Planning to deploy a custom foundation model in watsonx.ai

Review the considerations and requirements for deploying a custom foundation model for inferencing with watsonx.ai.

As you prepare to deploy a custom foundation model, review these requirements:

Consider the type of model that you are deploying. Tasks differ slightly depending on whether you are downloading a model from a public repository like Hugging Face or a model located in your environment. For each deployment task, follow the steps for your scenario.
Review the Role requirements for the tasks that are associated with deploying a custom foundation model.
Review the supported architectures for custom foundation models to make sure that your model is compatible.
Review whether or not your model requires a custom hardware specification. See Hardware requirements for custom foundation models.
Verify the list of modalities (text, audio, video, and image) that can be used when inferencing your model.

Role requirements for the tasks that are associated with deploying a custom foundation model

The system administrator must perform the following tasks:

Building a custom inference runtime image (if required)
Setting up storage.
Uploading the model.
Registering the model with watsonx.ai.

Requirements and usage notes for custom foundation models

Deployable custom models must meet these requirements:

The file list for the model must contain a config.json file. The config.json is required to load the model in the inferencing runtime. Deployment service will mandate for existence of the file config.json in the foundation model content folder after it is uploaded to storage. See Planning to deploy a custom foundation model for steps on how to check for the file.
General-purpose models: the model must be in a safetensors format with the supported transformers library. If the model is not in safetensors format but is otherwise compatible, a conversion utility will make necessary changes as part of the model preparation process.
General-purpose models: the file list for the model must contain a tokenizer.json file. If your model directory does not contain this file, you can still try deploying the model, but you must manually override settings on your cluster. For
Time-series models: the model directory for time-series models, must contain the tsfm_config.json file. Time-series models that are hosted on Hugging Face (model_type: tinytimemixer) may not include this file. If the file is not there when the model is downloaded and deployed, forecasting will fail. To avoid forecasting issues, you'll have to perform an extra step when you download the model.
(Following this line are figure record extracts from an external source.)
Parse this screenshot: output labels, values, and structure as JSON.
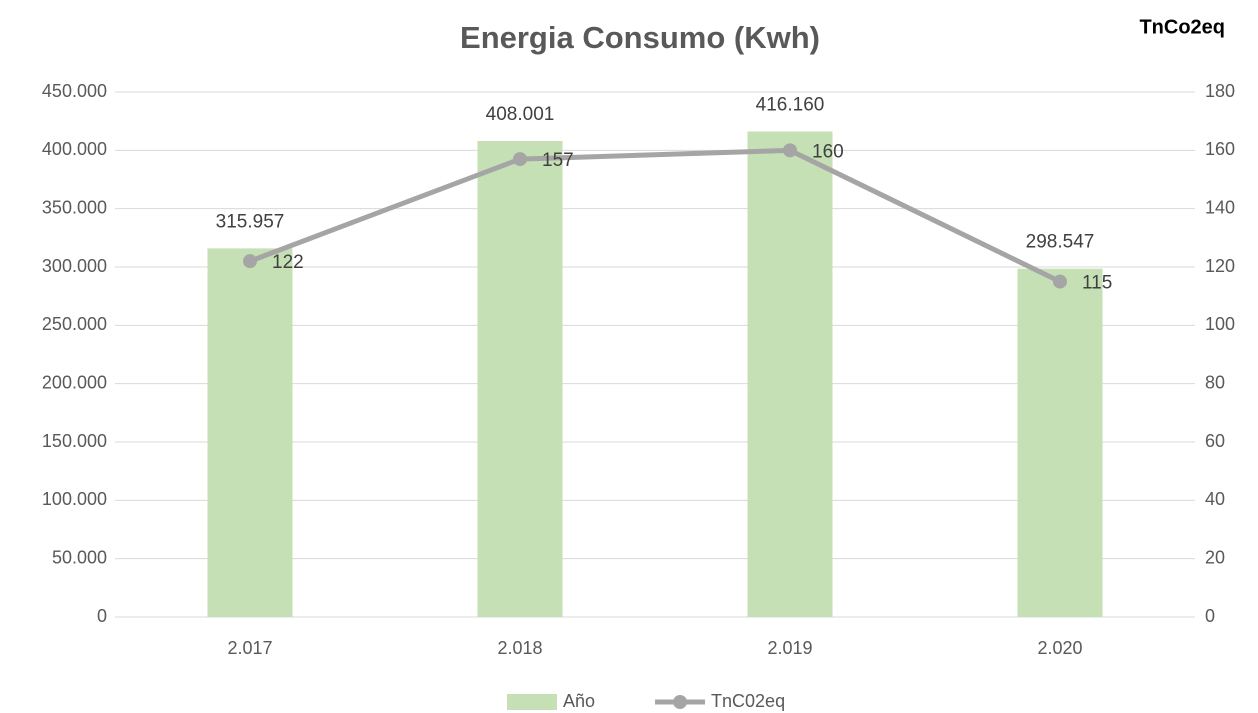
{
  "chart_data": {
    "type": "bar",
    "title": "Energia Consumo (Kwh)",
    "y2_label": "TnCo2eq",
    "categories": [
      "2.017",
      "2.018",
      "2.019",
      "2.020"
    ],
    "series": [
      {
        "name": "Año",
        "type": "bar",
        "color": "#c5e0b4",
        "values": [
          315957,
          408001,
          416160,
          298547
        ],
        "value_labels": [
          "315.957",
          "408.001",
          "416.160",
          "298.547"
        ]
      },
      {
        "name": "TnC02eq",
        "type": "line",
        "axis": "y2",
        "color": "#a5a5a5",
        "values": [
          122,
          157,
          160,
          115
        ]
      }
    ],
    "ylim": [
      0,
      450000
    ],
    "yticks": [
      0,
      {
        "value": 50000,
        "label": "50.000"
      },
      {
        "value": 100000,
        "label": "100.000"
      },
      {
        "value": 150000,
        "label": "150.000"
      },
      {
        "value": 200000,
        "label": "200.000"
      },
      {
        "value": 250000,
        "label": "250.000"
      },
      {
        "value": 300000,
        "label": "300.000"
      },
      {
        "value": 350000,
        "label": "350.000"
      },
      {
        "value": 400000,
        "label": "400.000"
      },
      {
        "value": 450000,
        "label": "450.000"
      }
    ],
    "y2lim": [
      0,
      180
    ],
    "y2ticks": [
      0,
      20,
      40,
      60,
      80,
      100,
      120,
      140,
      160,
      180
    ],
    "grid": true,
    "legend": "bottom"
  }
}
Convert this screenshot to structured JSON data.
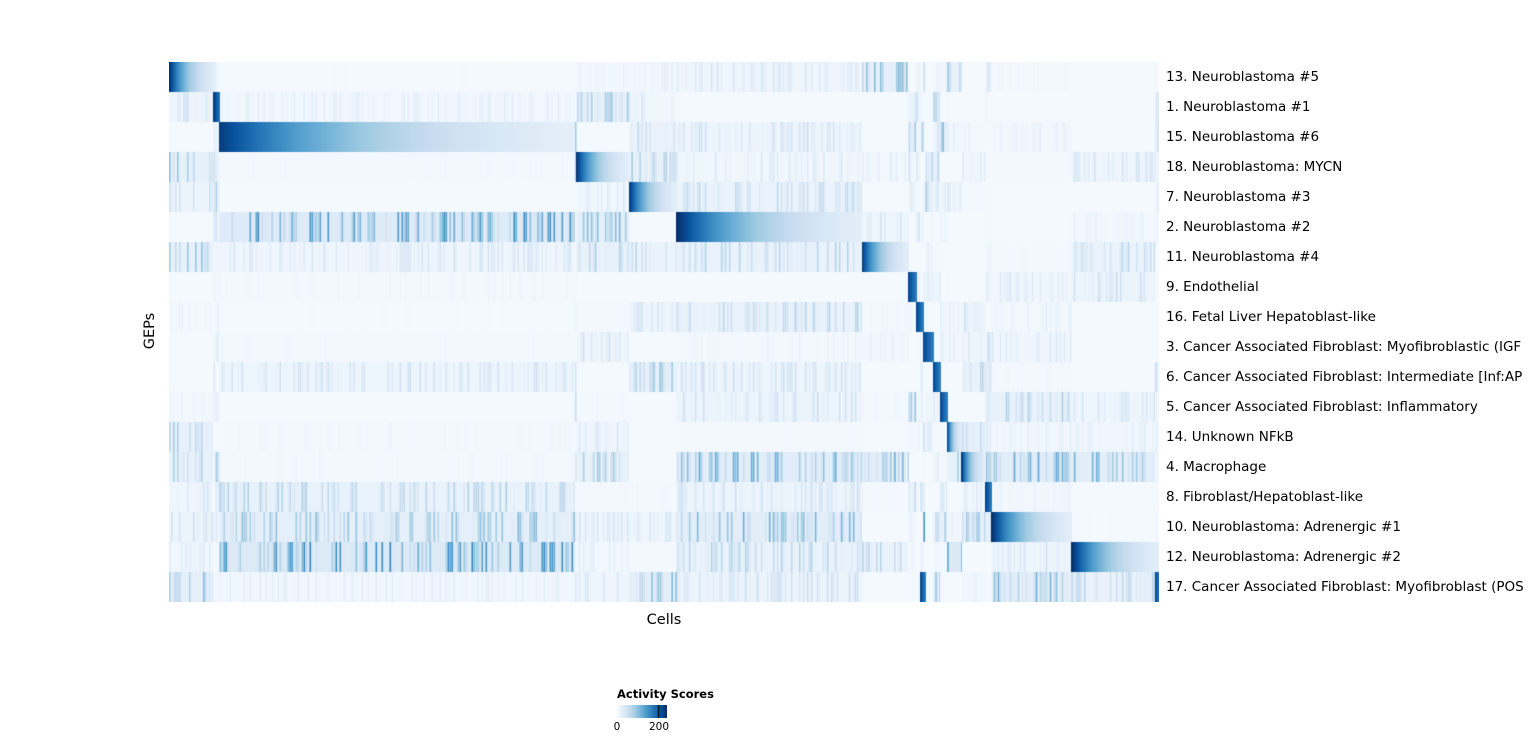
{
  "figure": {
    "background": "#ffffff"
  },
  "chart_data": {
    "type": "heatmap",
    "title": "",
    "xlabel": "Cells",
    "ylabel": "GEPs",
    "x_tick_labels": [],
    "colorbar": {
      "title": "Activity Scores",
      "min": 0,
      "max": 200,
      "ticks": [
        {
          "label": "0",
          "pos": 0.0
        },
        {
          "label": "200",
          "pos": 0.84
        }
      ],
      "colormap": "Blues",
      "colormap_stops": [
        "#f7fbff",
        "#deebf7",
        "#c6dbef",
        "#9ecae1",
        "#6baed6",
        "#4292c6",
        "#2171b5",
        "#08519c",
        "#08306b"
      ]
    },
    "rows": [
      {
        "label": "13. Neuroblastoma #5",
        "noise_level": 1.3,
        "blocks": [
          {
            "start": 0.0,
            "end": 0.047,
            "peak": 1.0
          }
        ]
      },
      {
        "label": "1. Neuroblastoma #1",
        "noise_level": 0.9,
        "blocks": [
          {
            "start": 0.045,
            "end": 0.051,
            "peak": 0.95
          }
        ]
      },
      {
        "label": "15. Neuroblastoma #6",
        "noise_level": 1.2,
        "blocks": [
          {
            "start": 0.051,
            "end": 0.41,
            "peak": 0.95
          }
        ]
      },
      {
        "label": "18. Neuroblastoma: MYCN",
        "noise_level": 1.0,
        "blocks": [
          {
            "start": 0.412,
            "end": 0.465,
            "peak": 0.95
          }
        ]
      },
      {
        "label": "7. Neuroblastoma #3",
        "noise_level": 0.9,
        "blocks": [
          {
            "start": 0.465,
            "end": 0.513,
            "peak": 0.95
          }
        ]
      },
      {
        "label": "2. Neuroblastoma #2",
        "noise_level": 1.5,
        "blocks": [
          {
            "start": 0.513,
            "end": 0.7,
            "peak": 1.0
          }
        ]
      },
      {
        "label": "11. Neuroblastoma #4",
        "noise_level": 1.0,
        "blocks": [
          {
            "start": 0.7,
            "end": 0.747,
            "peak": 0.95
          }
        ]
      },
      {
        "label": "9. Endothelial",
        "noise_level": 0.6,
        "blocks": [
          {
            "start": 0.747,
            "end": 0.755,
            "peak": 0.9
          }
        ]
      },
      {
        "label": "16. Fetal Liver Hepatoblast-like",
        "noise_level": 0.7,
        "blocks": [
          {
            "start": 0.755,
            "end": 0.762,
            "peak": 0.9
          }
        ]
      },
      {
        "label": "3. Cancer Associated Fibroblast: Myofibroblastic (IGF",
        "noise_level": 0.9,
        "blocks": [
          {
            "start": 0.762,
            "end": 0.772,
            "peak": 0.9
          }
        ]
      },
      {
        "label": "6. Cancer Associated Fibroblast: Intermediate [Inf:AP",
        "noise_level": 0.8,
        "blocks": [
          {
            "start": 0.772,
            "end": 0.779,
            "peak": 0.9
          }
        ]
      },
      {
        "label": "5. Cancer Associated Fibroblast: Inflammatory",
        "noise_level": 0.8,
        "blocks": [
          {
            "start": 0.779,
            "end": 0.786,
            "peak": 0.9
          }
        ]
      },
      {
        "label": "14. Unknown NFkB",
        "noise_level": 1.1,
        "blocks": [
          {
            "start": 0.786,
            "end": 0.801,
            "peak": 0.9
          }
        ]
      },
      {
        "label": "4. Macrophage",
        "noise_level": 1.2,
        "blocks": [
          {
            "start": 0.801,
            "end": 0.825,
            "peak": 0.9
          }
        ]
      },
      {
        "label": "8. Fibroblast/Hepatoblast-like",
        "noise_level": 0.7,
        "blocks": [
          {
            "start": 0.825,
            "end": 0.831,
            "peak": 0.9
          }
        ]
      },
      {
        "label": "10. Neuroblastoma: Adrenergic #1",
        "noise_level": 1.6,
        "blocks": [
          {
            "start": 0.831,
            "end": 0.912,
            "peak": 1.0
          }
        ]
      },
      {
        "label": "12. Neuroblastoma: Adrenergic #2",
        "noise_level": 1.4,
        "blocks": [
          {
            "start": 0.912,
            "end": 1.0,
            "peak": 1.0
          }
        ]
      },
      {
        "label": "17. Cancer Associated Fibroblast: Myofibroblast (POS",
        "noise_level": 1.0,
        "blocks": [
          {
            "start": 0.759,
            "end": 0.764,
            "peak": 0.9
          },
          {
            "start": 0.996,
            "end": 1.0,
            "peak": 0.9
          }
        ]
      }
    ],
    "noise": {
      "seed": 1337,
      "max_intensity": 0.22
    }
  }
}
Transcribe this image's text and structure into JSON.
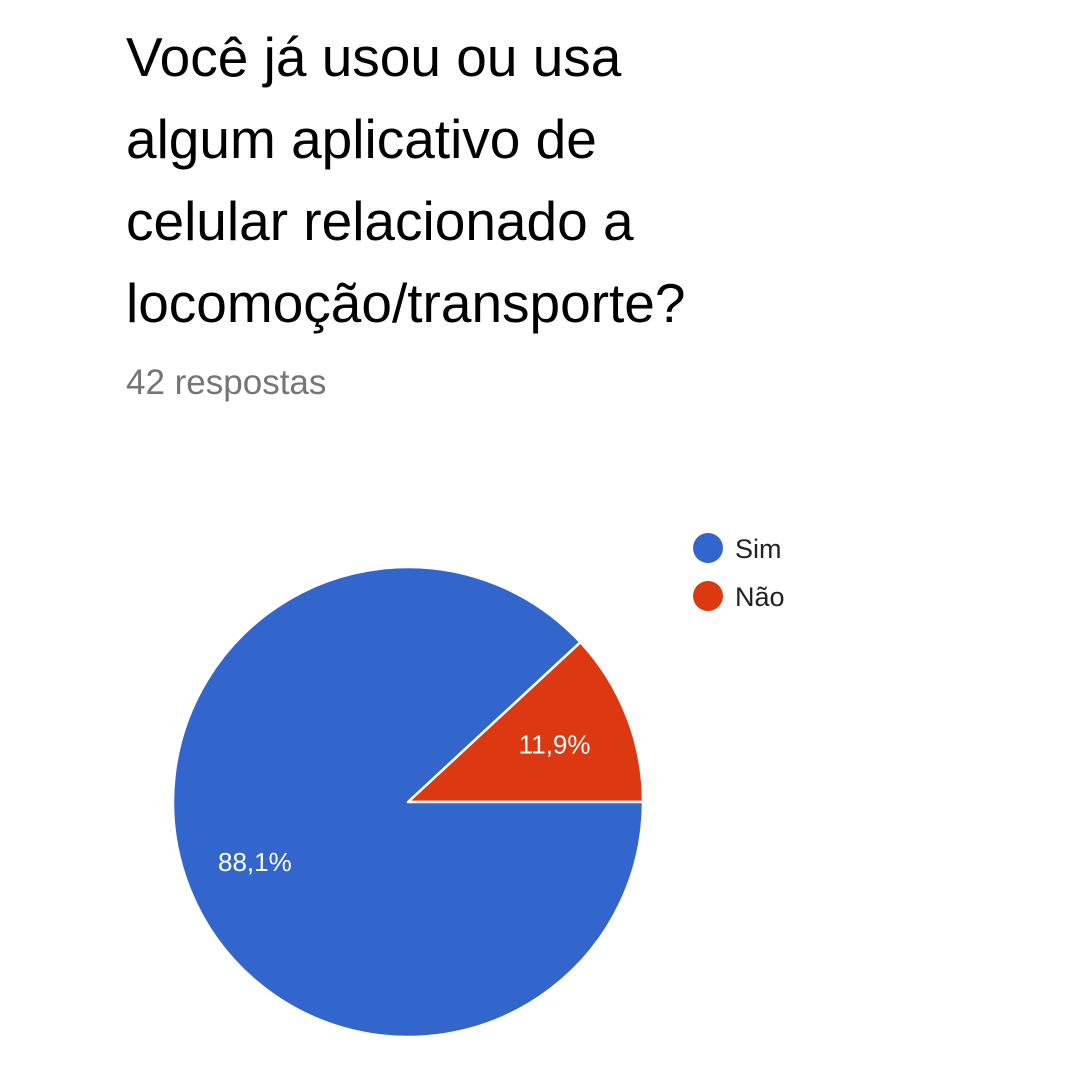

Note: If your model meets all the requirements, but still fails, see Troubleshooting.

Collecting the prerequisite details for a custom foundation model

As an example, for the falcon-40b model that is stored on Hugging Face, click Files and versions to view the file structure and check for config.json:

viewing repository and checking for config.json file

The example model uses a version of the falcon architecture.

json.config file showing that example model uses a version of the falcon architecture

This example model contains the tokenizer.json file and is in the .safetensors format:

repository directory showing file structure where tokenizer.json that is in the .safetensors format

Hardware requirements for custom foundation models

The standard supported hardware configurations to deploy custom foundation models are:

NVIDIA A100 GPUs with 80 GB RAM
NVIDIA H100 GPUs with 80 GB RAM
NVIDIA H200 GPUs with 141 GB RAM

If your GPU configuration is different (for example NVIDIA H100 GPUs with 40 GB RAM), you must create a custom hardware specification. For details, see Creating custom hardware specifications.

Restriction: You cannot use GPUs that are based on the Intel Gaudi 3 AI Accelerator architecture for custom foundation model deployments.